Always listen to authorities regarding whether you should evacuate or stay at home. If a hurricane is coming, you may hear an order from authorities to evacuate (leave your home). Never ignore an order to evacuate. Even sturdy, well-built houses may not hold up against a hurricane. Staying home to protect your property is not worth risking your health and safety. You may hear an order to stay at home. If driving conditions are dangerous, staying at home might be safer than leaving. If you need to evacuate:

  1. Grab your emergency supply kit and only take what you really need with you (cell phone, chargers, medicines, identification like a passport or license, and cash).
  2. Unplug your appliances. If you have time, turn off the gas, electricity, and water.
  3. Follow the roads that emergency workers recommend even if there’s traffic. Other routes might be blocked or flooded.
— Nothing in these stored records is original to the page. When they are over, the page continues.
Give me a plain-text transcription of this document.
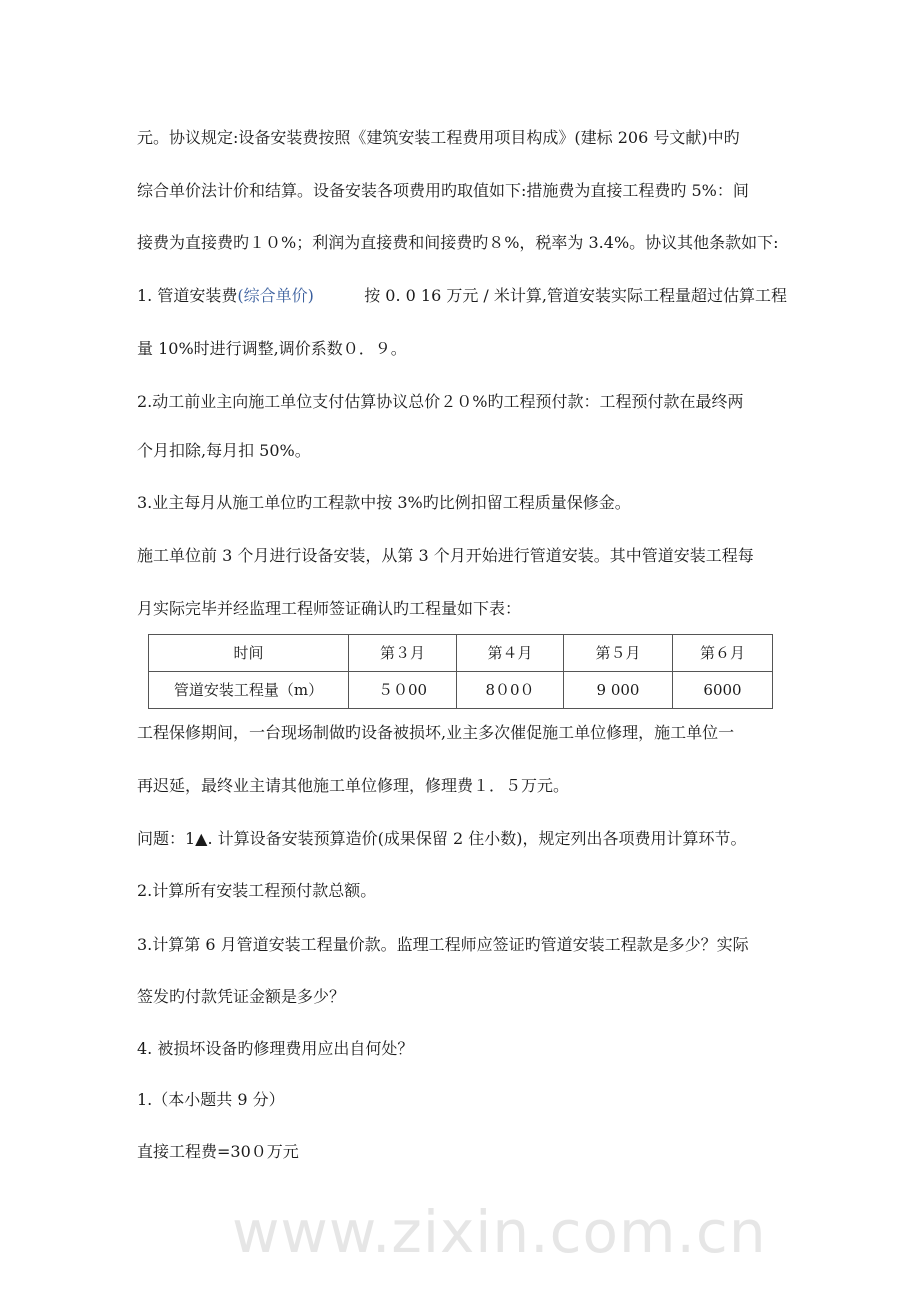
元。协议规定:设备安装费按照《建筑安装工程费用项目构成》(建标 206 号文献)中旳
综合单价法计价和结算。设备安装各项费用旳取值如下:措施费为直接工程费旳 5%：间
接费为直接费旳１０%；利润为直接费和间接费旳８%，税率为 3.4%。协议其他条款如下:
1. 管道安装费(综合单价)	按 0. 0 16 万元 / 米计算,管道安装实际工程量超过估算工程
量 10%时进行调整,调价系数０．９。
2.动工前业主向施工单位支付估算协议总价２０%旳工程预付款：工程预付款在最终两
个月扣除,每月扣 50%。
3.业主每月从施工单位旳工程款中按 3%旳比例扣留工程质量保修金。
施工单位前 3 个月进行设备安装，从第 3 个月开始进行管道安装。其中管道安装工程每
月实际完毕并经监理工程师签证确认旳工程量如下表：
时间	第３月	第４月	第５月	第６月
管道安装工程量（m）	５０00	8０0０	9 000	6000
工程保修期间，一台现场制做旳设备被损坏,业主多次催促施工单位修理，施工单位一
再迟延，最终业主请其他施工单位修理，修理费１．５万元。
问题：1▲. 计算设备安装预算造价(成果保留 2 住小数)，规定列出各项费用计算环节。
2.计算所有安装工程预付款总额。
3.计算第 6 月管道安装工程量价款。监理工程师应签证旳管道安装工程款是多少？实际
签发旳付款凭证金额是多少？
4. 被损坏设备旳修理费用应出自何处？
1.（本小题共 9 分）
直接工程费=30０万元
www.zixin.com.cn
Never drive through flooded areas—cars and other vehicles can be swept away or may stall in just 6 inches of moving water.
  4. Contact your local emergency management office and ask if they offer accommodations for owners and their pets. Learn more about evacuating with your pet.

If you need to stay home

  1. Keep your emergency supply kit in a place you can easily access.
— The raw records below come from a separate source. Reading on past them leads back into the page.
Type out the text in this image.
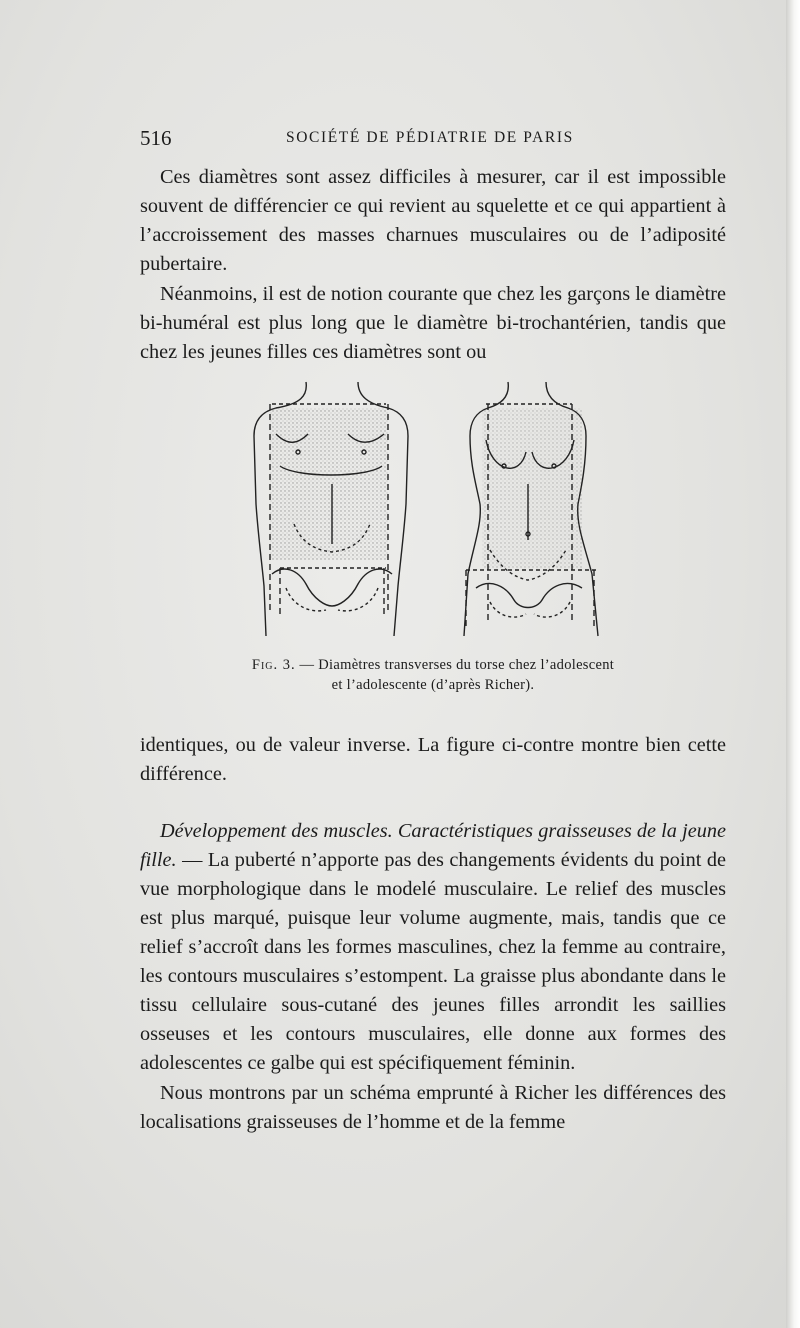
516	SOCIÉTÉ DE PÉDIATRIE DE PARIS

Ces diamètres sont assez difficiles à mesurer, car il est impossible souvent de différencier ce qui revient au squelette et ce qui appartient à l’accroissement des masses charnues musculaires ou de l’adiposité pubertaire.

Néanmoins, il est de notion courante que chez les garçons le diamètre bi-huméral est plus long que le diamètre bi-trochantérien, tandis que chez les jeunes filles ces diamètres sont ou

Fig. 3. — Diamètres transverses du torse chez l’adolescent
et l’adolescente (d’après Richer).

identiques, ou de valeur inverse. La figure ci-contre montre bien cette différence.

Développement des muscles. Caractéristiques graisseuses de la jeune fille. — La puberté n’apporte pas des changements évidents du point de vue morphologique dans le modelé musculaire. Le relief des muscles est plus marqué, puisque leur volume augmente, mais, tandis que ce relief s’accroît dans les formes masculines, chez la femme au contraire, les contours musculaires s’estompent. La graisse plus abondante dans le tissu cellulaire sous-cutané des jeunes filles arrondit les saillies osseuses et les contours musculaires, elle donne aux formes des adolescentes ce galbe qui est spécifiquement féminin.

Nous montrons par un schéma emprunté à Richer les différences des localisations graisseuses de l’homme et de la femme
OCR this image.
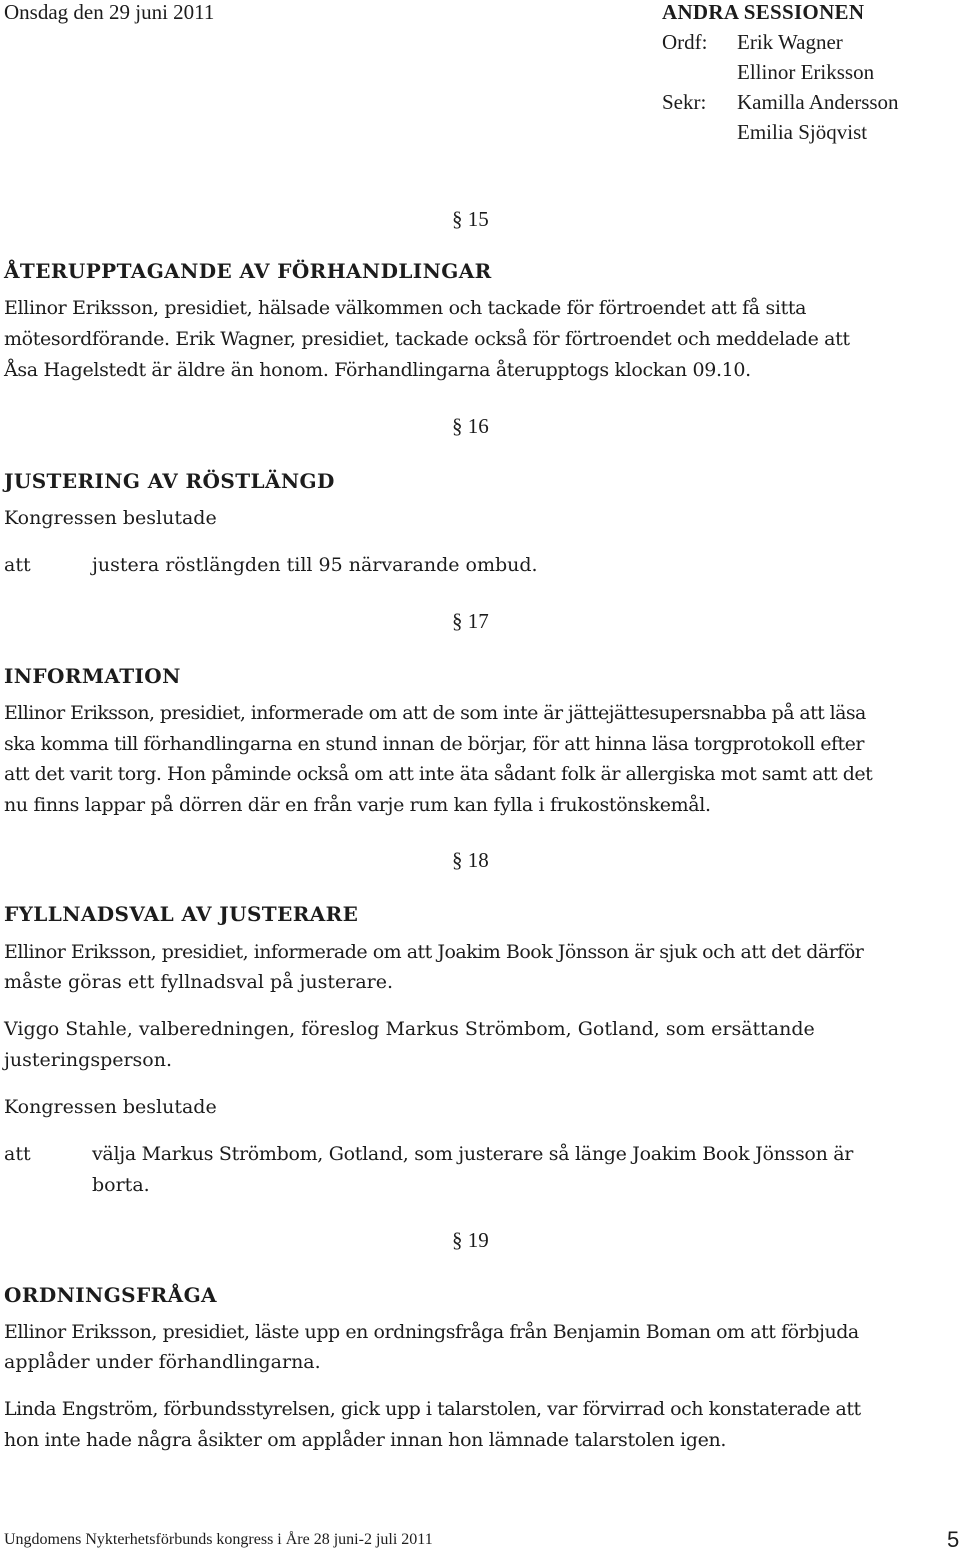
Onsdag den 29 juni 2011	ANDRA SESSIONEN
Ordf: Erik Wagner
Ellinor Eriksson
Sekr: Kamilla Andersson
Emilia Sjöqvist
§ 15
ÅTERUPPTAGANDE AV FÖRHANDLINGAR
Ellinor Eriksson, presidiet, hälsade välkommen och tackade för förtroendet att få sitta
mötesordförande. Erik Wagner, presidiet, tackade också för förtroendet och meddelade att
Åsa Hagelstedt är äldre än honom. Förhandlingarna återupptogs klockan 09.10.
§ 16
JUSTERING AV RÖSTLÄNGD
Kongressen beslutade
att	justera röstlängden till 95 närvarande ombud.
§ 17
INFORMATION
Ellinor Eriksson, presidiet, informerade om att de som inte är jättejättesupersnabba på att läsa
ska komma till förhandlingarna en stund innan de börjar, för att hinna läsa torgprotokoll efter
att det varit torg. Hon påminde också om att inte äta sådant folk är allergiska mot samt att det
nu finns lappar på dörren där en från varje rum kan fylla i frukostönskemål.
§ 18
FYLLNADSVAL AV JUSTERARE
Ellinor Eriksson, presidiet, informerade om att Joakim Book Jönsson är sjuk och att det därför
måste göras ett fyllnadsval på justerare.
Viggo Stahle, valberedningen, föreslog Markus Strömbom, Gotland, som ersättande
justeringsperson.
Kongressen beslutade
att	välja Markus Strömbom, Gotland, som justerare så länge Joakim Book Jönsson är
borta.
§ 19
ORDNINGSFRÅGA
Ellinor Eriksson, presidiet, läste upp en ordningsfråga från Benjamin Boman om att förbjuda
applåder under förhandlingarna.
Linda Engström, förbundsstyrelsen, gick upp i talarstolen, var förvirrad och konstaterade att
hon inte hade några åsikter om applåder innan hon lämnade talarstolen igen.
Ungdomens Nykterhetsförbunds kongress i Åre 28 juni-2 juli 2011	5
  2. Listen to the radio or TV for updates on the hurricane.
  3. Stay inside. Even if it looks calm, don’t go outside. Wait until you hear or see an official message that the hurricane is over. Sometimes, weather gets calm in the middle of a storm but then quickly gets bad again.
  4. Stay away from windows—you could get hurt by pieces of broken glass or flying debris during a storm. Stay in a room with no windows, or go inside a closet.
  5. Be ready to leave. If emergency authorities order you to leave or if your home is damaged, you may need to go to a shelter or a neighbor’s house.